Nr. 512 Ministerrat, Wien, 12. November 1864 - Retrodigitalisat (PDF)
- ℹ️ anwesend:
- RS.Reinschrift; P.Protokoll Schurda; VS.Vorsitz Erzherzog Rainer; BdE.Bestätigung der Einsicht und anw.anwesend (Erzherzog Rainer 12. 11.), Mecséry, Nádasdy, Schmerling, Lasser, Plener, Lichtenfels, Esterházy, Burger, Hein, Franck, Zichy, Kalchberg, Reichenstein; BdR.Bestätigung des Rückempfangs Erzherzog Rainer 3. 12.
MRZ. 1316 – KZ. 3609 –
Protokoll des zu Wien am 12. November 1864 abgehaltenen Ministerrates unter dem Vorsitze Sr. kaiserlichen Hoheit des durchlauchtigsten Herrn Erzherzogs Rainer.

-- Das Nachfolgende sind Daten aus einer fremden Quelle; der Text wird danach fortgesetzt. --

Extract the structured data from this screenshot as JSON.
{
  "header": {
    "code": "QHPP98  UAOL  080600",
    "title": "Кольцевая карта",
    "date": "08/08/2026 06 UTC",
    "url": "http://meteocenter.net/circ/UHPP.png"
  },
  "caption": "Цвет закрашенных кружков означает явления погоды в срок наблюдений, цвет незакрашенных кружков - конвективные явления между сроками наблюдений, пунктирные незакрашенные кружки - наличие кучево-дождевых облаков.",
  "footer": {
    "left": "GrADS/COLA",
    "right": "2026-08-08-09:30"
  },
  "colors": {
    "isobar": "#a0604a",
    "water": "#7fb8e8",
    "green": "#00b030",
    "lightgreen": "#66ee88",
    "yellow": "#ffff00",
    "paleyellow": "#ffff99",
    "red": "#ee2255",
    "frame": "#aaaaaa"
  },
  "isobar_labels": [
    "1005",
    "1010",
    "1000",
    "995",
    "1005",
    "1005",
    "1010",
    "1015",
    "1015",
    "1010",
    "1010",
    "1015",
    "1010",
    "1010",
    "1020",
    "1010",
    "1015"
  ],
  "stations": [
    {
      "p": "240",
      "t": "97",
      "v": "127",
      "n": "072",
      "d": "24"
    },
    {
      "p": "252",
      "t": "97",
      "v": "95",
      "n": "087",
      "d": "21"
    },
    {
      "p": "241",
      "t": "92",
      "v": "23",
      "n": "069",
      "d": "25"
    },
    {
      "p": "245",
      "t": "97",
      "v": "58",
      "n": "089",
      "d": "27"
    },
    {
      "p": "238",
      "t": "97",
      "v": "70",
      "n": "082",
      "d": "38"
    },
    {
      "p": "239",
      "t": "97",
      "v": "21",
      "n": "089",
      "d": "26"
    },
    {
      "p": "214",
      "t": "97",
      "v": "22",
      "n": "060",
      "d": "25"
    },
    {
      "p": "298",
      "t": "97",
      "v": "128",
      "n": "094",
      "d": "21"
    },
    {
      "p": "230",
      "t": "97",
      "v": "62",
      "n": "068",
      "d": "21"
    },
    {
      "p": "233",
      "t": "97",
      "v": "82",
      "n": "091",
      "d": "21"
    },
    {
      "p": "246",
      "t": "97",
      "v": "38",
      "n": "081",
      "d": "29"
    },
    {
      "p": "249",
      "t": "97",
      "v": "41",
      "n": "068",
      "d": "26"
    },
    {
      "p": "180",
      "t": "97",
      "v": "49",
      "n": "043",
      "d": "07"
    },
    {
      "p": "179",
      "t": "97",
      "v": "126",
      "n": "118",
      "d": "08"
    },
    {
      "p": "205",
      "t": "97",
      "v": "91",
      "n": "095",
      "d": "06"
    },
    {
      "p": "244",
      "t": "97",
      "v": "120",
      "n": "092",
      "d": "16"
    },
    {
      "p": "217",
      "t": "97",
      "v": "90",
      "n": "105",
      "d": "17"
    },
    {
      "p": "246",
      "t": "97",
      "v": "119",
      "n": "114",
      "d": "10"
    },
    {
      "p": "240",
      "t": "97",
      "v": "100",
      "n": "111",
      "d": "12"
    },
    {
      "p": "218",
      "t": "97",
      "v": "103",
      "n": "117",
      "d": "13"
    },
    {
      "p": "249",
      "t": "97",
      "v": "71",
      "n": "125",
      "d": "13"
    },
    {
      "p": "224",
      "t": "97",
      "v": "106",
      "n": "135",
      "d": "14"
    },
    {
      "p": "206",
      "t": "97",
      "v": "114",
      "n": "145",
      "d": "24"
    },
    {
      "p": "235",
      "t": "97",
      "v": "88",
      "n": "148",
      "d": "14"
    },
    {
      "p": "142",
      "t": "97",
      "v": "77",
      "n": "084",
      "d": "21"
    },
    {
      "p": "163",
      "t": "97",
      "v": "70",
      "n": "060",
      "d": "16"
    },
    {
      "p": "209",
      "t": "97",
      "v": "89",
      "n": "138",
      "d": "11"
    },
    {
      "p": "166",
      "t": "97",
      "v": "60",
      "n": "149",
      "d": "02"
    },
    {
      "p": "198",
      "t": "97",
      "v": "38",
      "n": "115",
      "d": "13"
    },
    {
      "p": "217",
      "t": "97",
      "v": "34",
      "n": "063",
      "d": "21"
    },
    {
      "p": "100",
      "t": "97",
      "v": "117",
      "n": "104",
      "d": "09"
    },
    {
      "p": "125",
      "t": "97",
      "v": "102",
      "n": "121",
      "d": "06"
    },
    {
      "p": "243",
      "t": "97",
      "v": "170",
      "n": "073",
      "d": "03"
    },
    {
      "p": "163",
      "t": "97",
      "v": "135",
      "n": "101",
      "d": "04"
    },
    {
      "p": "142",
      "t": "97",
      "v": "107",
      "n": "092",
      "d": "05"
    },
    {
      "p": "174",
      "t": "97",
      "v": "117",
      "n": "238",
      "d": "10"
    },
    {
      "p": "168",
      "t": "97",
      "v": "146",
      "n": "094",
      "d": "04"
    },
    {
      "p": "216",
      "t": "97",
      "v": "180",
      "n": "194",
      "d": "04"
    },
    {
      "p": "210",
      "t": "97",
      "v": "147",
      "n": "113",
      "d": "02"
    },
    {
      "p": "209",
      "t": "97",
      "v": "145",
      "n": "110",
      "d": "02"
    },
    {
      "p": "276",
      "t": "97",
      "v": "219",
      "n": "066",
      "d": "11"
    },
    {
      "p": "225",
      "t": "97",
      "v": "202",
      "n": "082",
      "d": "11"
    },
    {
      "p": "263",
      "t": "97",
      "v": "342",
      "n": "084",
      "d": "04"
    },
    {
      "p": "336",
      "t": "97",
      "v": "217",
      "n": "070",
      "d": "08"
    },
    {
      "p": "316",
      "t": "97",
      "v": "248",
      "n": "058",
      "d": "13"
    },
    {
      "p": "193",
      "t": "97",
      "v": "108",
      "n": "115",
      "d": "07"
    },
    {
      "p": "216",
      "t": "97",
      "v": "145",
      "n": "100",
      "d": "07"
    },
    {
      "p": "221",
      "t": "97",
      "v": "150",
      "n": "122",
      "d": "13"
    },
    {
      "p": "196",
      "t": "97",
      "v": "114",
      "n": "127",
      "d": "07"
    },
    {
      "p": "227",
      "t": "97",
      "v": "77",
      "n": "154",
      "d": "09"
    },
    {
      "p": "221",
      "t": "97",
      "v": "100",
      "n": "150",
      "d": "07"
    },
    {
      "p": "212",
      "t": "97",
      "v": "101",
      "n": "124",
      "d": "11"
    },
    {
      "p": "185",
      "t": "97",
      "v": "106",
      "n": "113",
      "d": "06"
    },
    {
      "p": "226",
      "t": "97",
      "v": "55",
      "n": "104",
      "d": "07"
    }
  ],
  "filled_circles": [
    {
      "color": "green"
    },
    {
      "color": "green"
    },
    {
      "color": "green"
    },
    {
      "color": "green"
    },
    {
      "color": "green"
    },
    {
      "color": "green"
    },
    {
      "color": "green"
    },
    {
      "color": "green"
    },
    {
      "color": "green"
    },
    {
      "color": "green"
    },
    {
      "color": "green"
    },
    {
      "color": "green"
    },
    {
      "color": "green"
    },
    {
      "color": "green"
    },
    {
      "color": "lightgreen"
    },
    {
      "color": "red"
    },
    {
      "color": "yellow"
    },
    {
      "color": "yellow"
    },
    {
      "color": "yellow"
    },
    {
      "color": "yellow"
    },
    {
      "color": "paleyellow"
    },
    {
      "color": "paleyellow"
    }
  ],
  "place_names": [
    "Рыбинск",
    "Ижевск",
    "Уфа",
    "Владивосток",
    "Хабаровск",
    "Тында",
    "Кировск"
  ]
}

I. Gesetzentwurf betreffend die Eisenbahnlinie Arad–Hermannstadt–Rotenturmpaß
Der Staatsratspräsident referierte über den au. Vortrag des Handelsministeriums vom 18. Oktober l. J., Z. 1628, wegen Sicherstellung der Eisenbahnlinie Arad–Hermannstadt–Rotenturm mit einer Zweigbahn von Alvincz nach Karlsburg mit dem Bemerken, daß, nachdem mit Ah. Entschließung vom 5. Juni l. J. Ag. gestattet wurde, daß wegen Sicherstellung dieser Eisenbahnlinie mit der Zweigbahn aufgrund der festgestellten Bedingnisse und Zugeständnisse eine Konkurrenzverhandlung veranlaßt werde, es sich gegenwärtig um die eingeleiteten Offertverhandlungen handelt1.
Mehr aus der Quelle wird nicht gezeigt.